Carolyn Smallwood, CEO of Way to Grow, a Minneapolis-based early learning nonprofit that aims to address achievement gaps and support families in Minneapolis, Brooklyn Park and Brooklyn Center, said some families have struggled to find spots in scaled-down kindergarten programs. Others, especially those with parents juggling multiple jobs to keep the family afloat, realized they couldn't balance work with supervising their kindergartner's distance learning and decided to keep them out of school for the year.
Smallwood said vastly different kindergarten experiences this year are likely to exacerbate the state's already significant achievement gaps, particularly because the first years of school set the course for future studies.
"Now we have a situation where they're not in kindergarten, not receiving the quality of services that is needed at that particular time, and our kids are probably going to be further behind," she said.
Some school leaders think kindergarten numbers and overall enrollment could still shift during the school year. If local spread of the virus drops and schools reopen, they expect some students will return. But the reverse could happen, too.

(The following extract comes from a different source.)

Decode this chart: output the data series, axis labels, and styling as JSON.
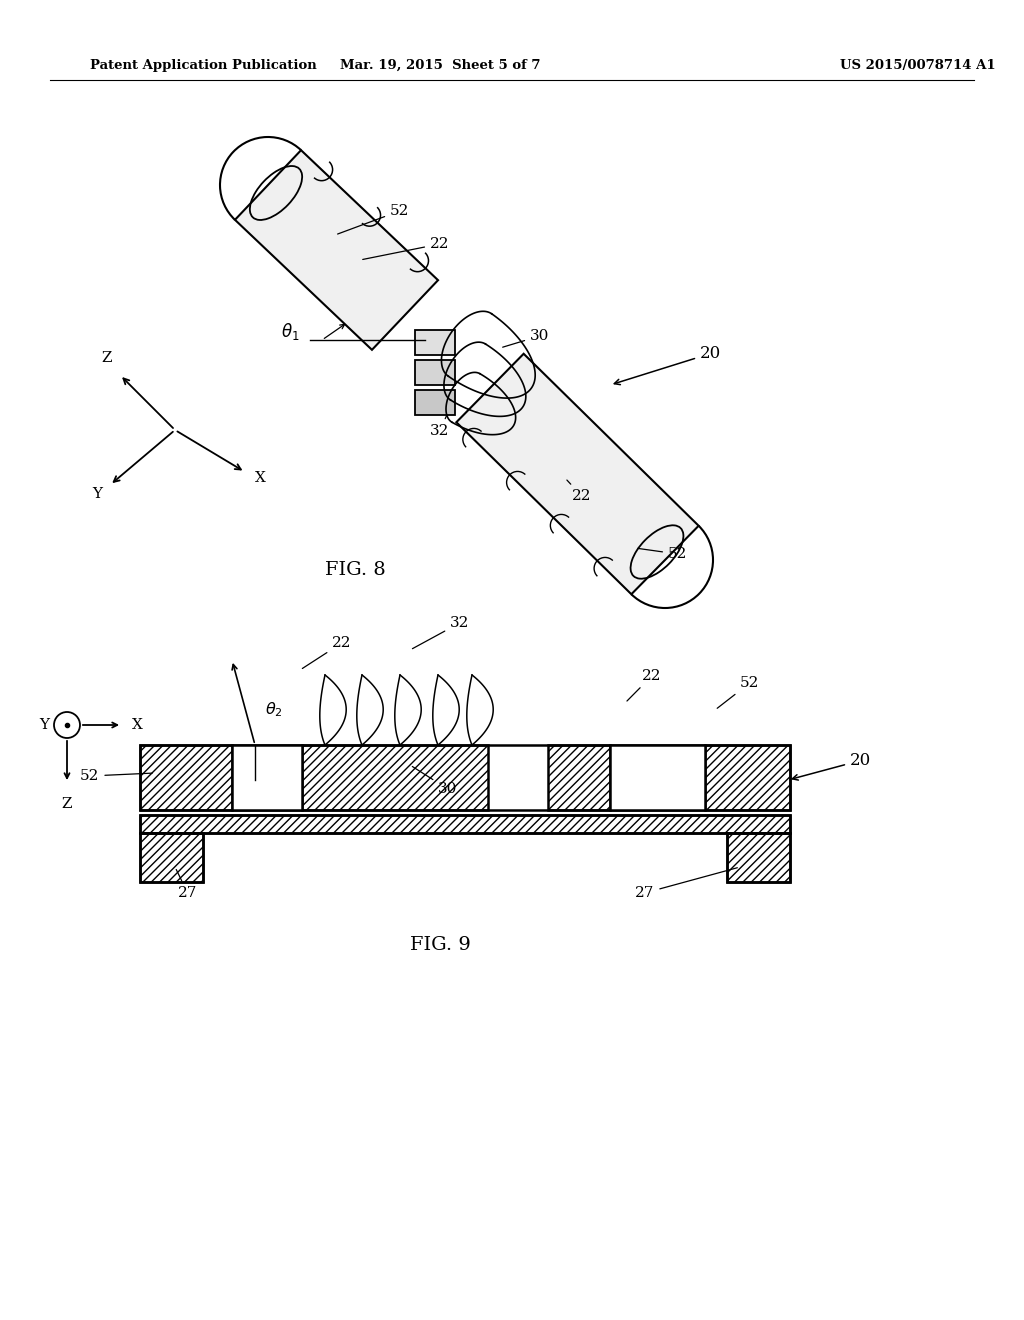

And if the pandemic remains widespread well into 2021, next year's enrollment also could be unpredictable. Already, leaders of some private schools said they're hearing from parents seeking spots for the next school year — for first grade — just in case.
In Woodbury, Wagner is already wrestling with the possibilities for the 2021-22 school year. She said her daughter will be back in public school for first grade, so long as school routines are back to normal. If not? Wagner is still unsure, because the prospect of first grade in hybrid mode seems like a challenge, too.
"I think if everything goes back to normal, we absolutely would send her back to the district," Wagner said. "I don't know about next year."